Training IVF quantizer on 1000000 vectors in 256D
WARNING clustering 1000000 points to 28284 centroids: please provide at least 1103076 training points
Clustering 1000000 points in 256D to 28284 clusters, redo 1 times, 10 iterations
Preprocessing in 0.25 s
Iteration 0 (71.66 s, search 71.52 s): objective=7.60792e+06 imbalance=16.259 Iteration 1 (144.12 s, search 143.90 s): objective=8.12524e+06 imbalance=2.999 Iteration 2 (216.85 s, search 216.56 s): objective=8.13144e+06 imbalance=2.557 Iteration 3 (289.57 s, search 289.22 s): objective=8.13492e+06 imbalance=2.391 Iteration 4 (362.31 s, search 361.88 s): objective=8.13722e+06 imbalance=2.306 Iteration 5 (435.44 s, search 434.94 s): objective=8.13878e+06 imbalance=2.253 Iteration 6 (508.27 s, search 507.70 s): objective=8.14026e+06 imbalance=2.217 Iteration 7 (581.38 s, search 580.74 s): objective=8.14126e+06 imbalance=2.189 Iteration 8 (654.35 s, search 653.64 s): objective=8.14207e+06 imbalance=2.169 Iteration 9 (727.65 s, search 726.85 s): objective=8.14278e+06 imbalance=2.152 nsplit=0
[734.751 s] storing the pre-trained index to /tmp/index_trained.faissindex
[734.883 s] Building a dataset of 50000000 vectors to index
[895.238 s] Adding the vectors to the index
terminate called after throwing an instance of 'thrust::system::system_error'
what(): function_attributes(): after cudaFuncGetAttributes: an illegal memory access was encountered
Aborted (core dumped)

xasw1 on 7 Jun 2017

For GpuIndexFlat, 10 million vectors * 256 * sizeof(float) = 10.24 GB of memory. Faiss will reserve some fraction (1-2 GB) of GPU memory up front for temporary space, so you will run out of memory in this case (your card has 12 GB I believe).
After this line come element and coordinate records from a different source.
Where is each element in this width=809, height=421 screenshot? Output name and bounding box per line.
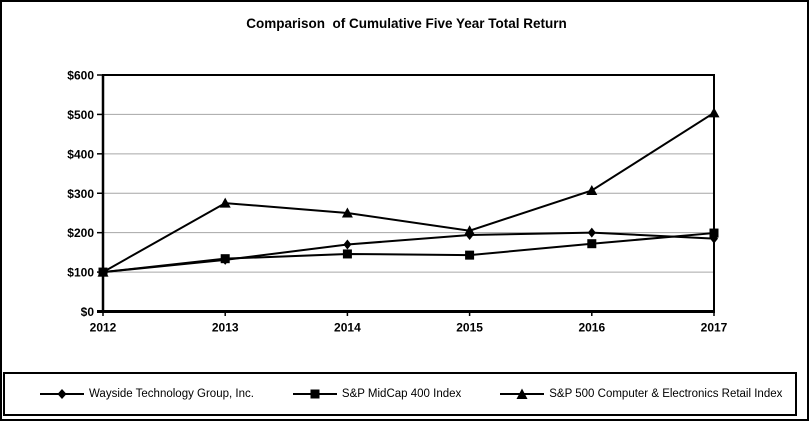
triangle-marker-point (708, 107, 720, 118)
y-tick-label: $200 (67, 226, 94, 240)
x-tick-label: 2012 (90, 321, 117, 335)
legend-label-wayside: Wayside Technology Group, Inc. (89, 388, 254, 400)
diamond-marker-point (343, 239, 352, 250)
chart-title: Comparison of Cumulative Five Year Total… (246, 16, 567, 31)
square-marker-point (587, 239, 597, 249)
square-marker-point (465, 250, 475, 260)
legend-label-sp-midcap-400: S&P MidCap 400 Index (341, 388, 462, 400)
diamond-marker-icon (40, 389, 84, 399)
y-tick-label: $400 (67, 147, 94, 161)
y-tick-label: $0 (81, 305, 95, 319)
line-chart-plot-area: $0 $100 $200 $300 $400 $500 $600 2012 2013 2014 20… (67, 69, 728, 335)
series-line-square (102, 232, 715, 274)
legend-label-sp500-computer-electronics-retail: S&P 500 Computer & Electronics Retail In… (549, 388, 783, 400)
y-tick-label: $600 (67, 69, 94, 83)
square-marker-point (220, 254, 230, 264)
triangle-marker-point (464, 225, 476, 236)
y-tick-label: $500 (67, 108, 94, 122)
x-tick-label: 2015 (456, 321, 483, 335)
x-tick-label: 2016 (578, 321, 605, 335)
legend-item-sp500-computer-electronics-retail: S&P 500 Computer & Electronics Retail In… (499, 388, 782, 400)
x-tick-label: 2014 (334, 321, 361, 335)
legend-item-sp-midcap-400: S&P MidCap 400 Index (292, 388, 461, 400)
series-line-diamond (102, 231, 715, 274)
triangle-marker-icon (500, 388, 545, 399)
square-marker-icon (292, 389, 337, 399)
y-tick-label: $100 (67, 266, 94, 280)
x-tick-label: 2013 (212, 321, 239, 335)
triangle-marker-point (219, 197, 231, 208)
diamond-marker-point (587, 227, 596, 238)
x-tick-label: 2017 (701, 321, 728, 335)
y-tick-label: $300 (67, 187, 94, 201)
square-marker-point (709, 228, 719, 238)
triangle-marker-point (341, 207, 353, 218)
series-line-triangle (102, 111, 715, 273)
square-marker-point (342, 249, 352, 259)
legend-box: Wayside Technology Group, Inc. S&P MidCa… (3, 372, 797, 416)
legend-item-wayside: Wayside Technology Group, Inc. (39, 388, 254, 400)
triangle-marker-point (97, 266, 109, 277)
triangle-marker-point (586, 184, 598, 195)
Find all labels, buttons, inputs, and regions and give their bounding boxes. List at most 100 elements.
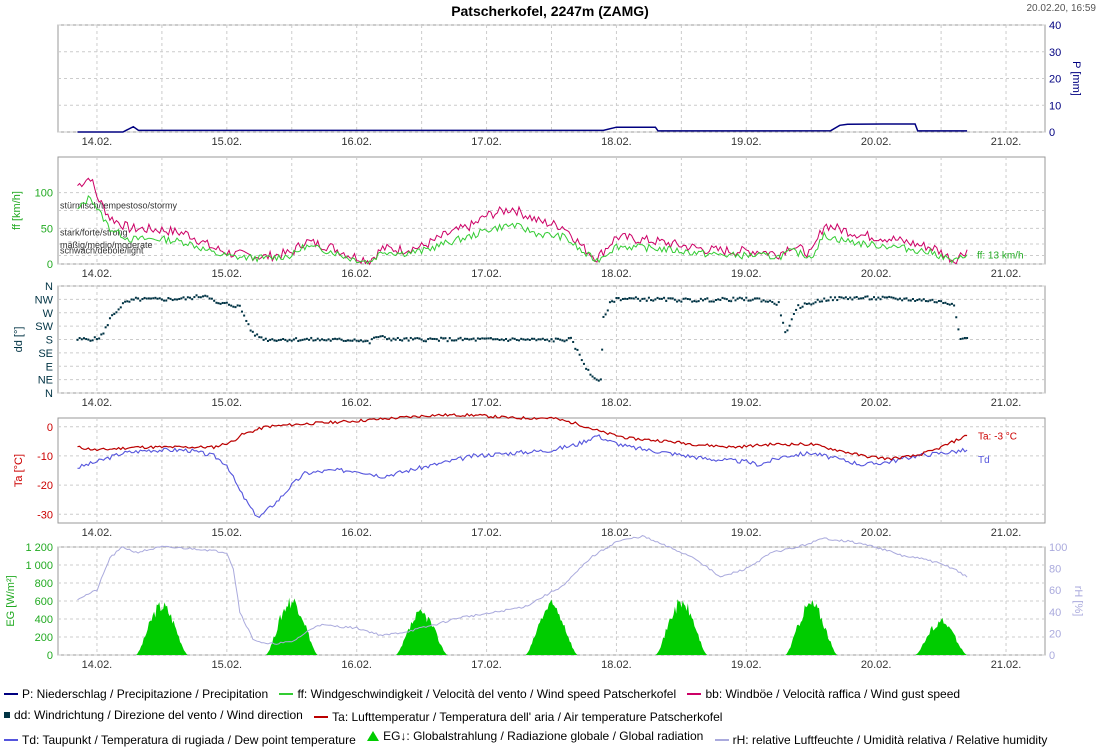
temp-ytick-label: -10 xyxy=(37,451,53,463)
rad-xtick-label: 14.02. xyxy=(82,659,113,671)
dir-xtick-label: 16.02. xyxy=(341,397,372,409)
direction-point xyxy=(513,337,516,340)
direction-point xyxy=(388,337,391,340)
direction-point xyxy=(202,295,205,298)
direction-point xyxy=(240,310,243,313)
direction-point xyxy=(762,299,765,302)
wind-end-label: ff: 13 km/h xyxy=(977,251,1024,262)
precip-xtick-label: 19.02. xyxy=(731,136,762,148)
legend-item-precip: P: Niederschlag / Precipitazione / Preci… xyxy=(4,687,268,701)
direction-point xyxy=(134,296,137,299)
direction-point xyxy=(599,378,602,381)
direction-point xyxy=(479,337,482,340)
direction-point xyxy=(601,348,604,351)
direction-point xyxy=(721,296,724,299)
direction-point xyxy=(139,299,142,302)
direction-point xyxy=(509,338,512,341)
direction-point xyxy=(251,330,254,333)
direction-point xyxy=(831,299,834,302)
direction-point xyxy=(186,296,189,299)
direction-point xyxy=(481,337,484,340)
temp-swatch xyxy=(314,716,329,718)
legend-row-1: P: Niederschlag / Precipitazione / Preci… xyxy=(4,684,968,701)
direction-point xyxy=(704,298,707,301)
direction-point xyxy=(931,298,934,301)
wind-xtick-label: 14.02. xyxy=(82,268,113,280)
direction-point xyxy=(492,338,495,341)
rh-series-line xyxy=(77,535,968,645)
temp-xtick-label: 18.02. xyxy=(601,527,632,539)
direction-point xyxy=(318,339,321,342)
direction-point xyxy=(853,296,856,299)
direction-point xyxy=(689,298,692,301)
direction-point xyxy=(126,300,129,303)
temp-end-label: Ta: -3 °C xyxy=(978,432,1017,443)
dew-series-line xyxy=(77,434,968,519)
direction-point xyxy=(589,373,592,376)
direction-point xyxy=(189,296,192,299)
direction-point xyxy=(489,337,492,340)
direction-point xyxy=(288,338,291,341)
direction-point xyxy=(227,303,230,306)
direction-point xyxy=(574,347,577,350)
direction-point xyxy=(606,309,609,312)
legend-gust-label: bb: Windböe / Velocità raffica / Wind gu… xyxy=(705,687,961,701)
direction-point xyxy=(396,336,399,339)
direction-point xyxy=(219,302,222,305)
direction-point xyxy=(736,297,739,300)
direction-point xyxy=(808,302,811,305)
direction-point xyxy=(234,306,237,309)
direction-point xyxy=(260,336,263,339)
direction-point xyxy=(814,301,817,304)
dir-xtick-label: 21.02. xyxy=(991,397,1022,409)
direction-point xyxy=(247,323,250,326)
direction-point xyxy=(840,296,843,299)
direction-point xyxy=(243,314,246,317)
direction-point xyxy=(321,338,324,341)
dew-end-label: Td xyxy=(978,455,990,466)
direction-point xyxy=(360,339,363,342)
rh-ytick-label: 80 xyxy=(1049,564,1061,576)
direction-point xyxy=(124,300,127,303)
direction-point xyxy=(154,296,157,299)
radiation-area xyxy=(395,609,448,655)
direction-point xyxy=(262,338,265,341)
direction-point xyxy=(946,302,949,305)
direction-point xyxy=(277,339,280,342)
direction-point xyxy=(816,298,819,301)
direction-point xyxy=(730,300,733,303)
direction-point xyxy=(922,298,925,301)
direction-point xyxy=(617,297,620,300)
direction-point xyxy=(844,296,847,299)
direction-point xyxy=(249,329,252,332)
rad-ytick-label: 200 xyxy=(35,632,53,644)
direction-point xyxy=(621,297,624,300)
direction-point xyxy=(286,340,289,343)
direction-point xyxy=(565,339,568,342)
direction-point xyxy=(966,337,969,340)
direction-point xyxy=(152,297,155,300)
radiation-area xyxy=(265,597,318,655)
direction-point xyxy=(766,300,769,303)
direction-point xyxy=(331,338,334,341)
direction-point xyxy=(505,337,508,340)
wind-category-label: mäßig/medio/moderate xyxy=(60,240,153,250)
direction-point xyxy=(875,298,878,301)
precip-series-line xyxy=(77,123,968,133)
direction-point xyxy=(87,338,90,341)
direction-point xyxy=(377,336,380,339)
direction-point xyxy=(665,299,668,302)
direction-point xyxy=(868,298,871,301)
direction-point xyxy=(390,339,393,342)
direction-point xyxy=(959,338,962,341)
direction-point xyxy=(437,339,440,342)
direction-point xyxy=(305,337,308,340)
direction-point xyxy=(578,353,581,356)
direction-point xyxy=(193,296,196,299)
direction-point xyxy=(197,296,200,299)
direction-point xyxy=(429,337,432,340)
direction-point xyxy=(723,297,726,300)
direction-point xyxy=(433,337,436,340)
direction-point xyxy=(78,337,81,340)
direction-point xyxy=(894,297,897,300)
For the GpuIndexIVFPQ case, we have a fix for add() internally that we'll be updating the repo with sometime soon.

wickedfoo on 7 Jun 2017

Can I store Vectors on Cpu but search by Gpu?

xasw1 on 7 Jun 2017

With unified memory you could, but that defeats the point of using the GPU, as you are limited by the speed of the interconnect between the CPU and GPU (e.g., PCIe or NVLINK). Doing that would run much more slowly than just using the CPU for everything.

wickedfoo on 7 Jun 2017

So it means that if my database have more than 100Millions vectors (256D) , I need more than 10 nvidia cards to store them on Gpu , otherwise, I can't query on Gpu?

xasw1 on 7 Jun 2017

You can store that many vectors (and more, up to a billion or so) on a single GPU, you just can't use GpuIndexFlat or GpuIndexIVFFlat. You'd have to compress the data using GpuIndexIVFPQ.

wickedfoo on 7 Jun 2017

👍2

New question. I found that 10M vectors could be added by GpuIndexIVFFlat and I've just found that when I add 8.25Million vectors to GpuIndexFlat , nvidia-smi showed it spent only 6000M+ memory. And strangely, it used the same memory size on Gpu when adding 5Million vectors and 8Million vectors. But when I add 8.5Million vectors, nvidia-smi shows it spent 2397M memory which is workspace I guess. I think it means adding not success. So why 1.5M vectors couldn't be added, when there still 5000+M free video memory?

xasw1 on 8 Jun 2017

nvidia-smi seems to report inaccurate memory usage sometimes.
See @wickedfoo's comment above on memory usage.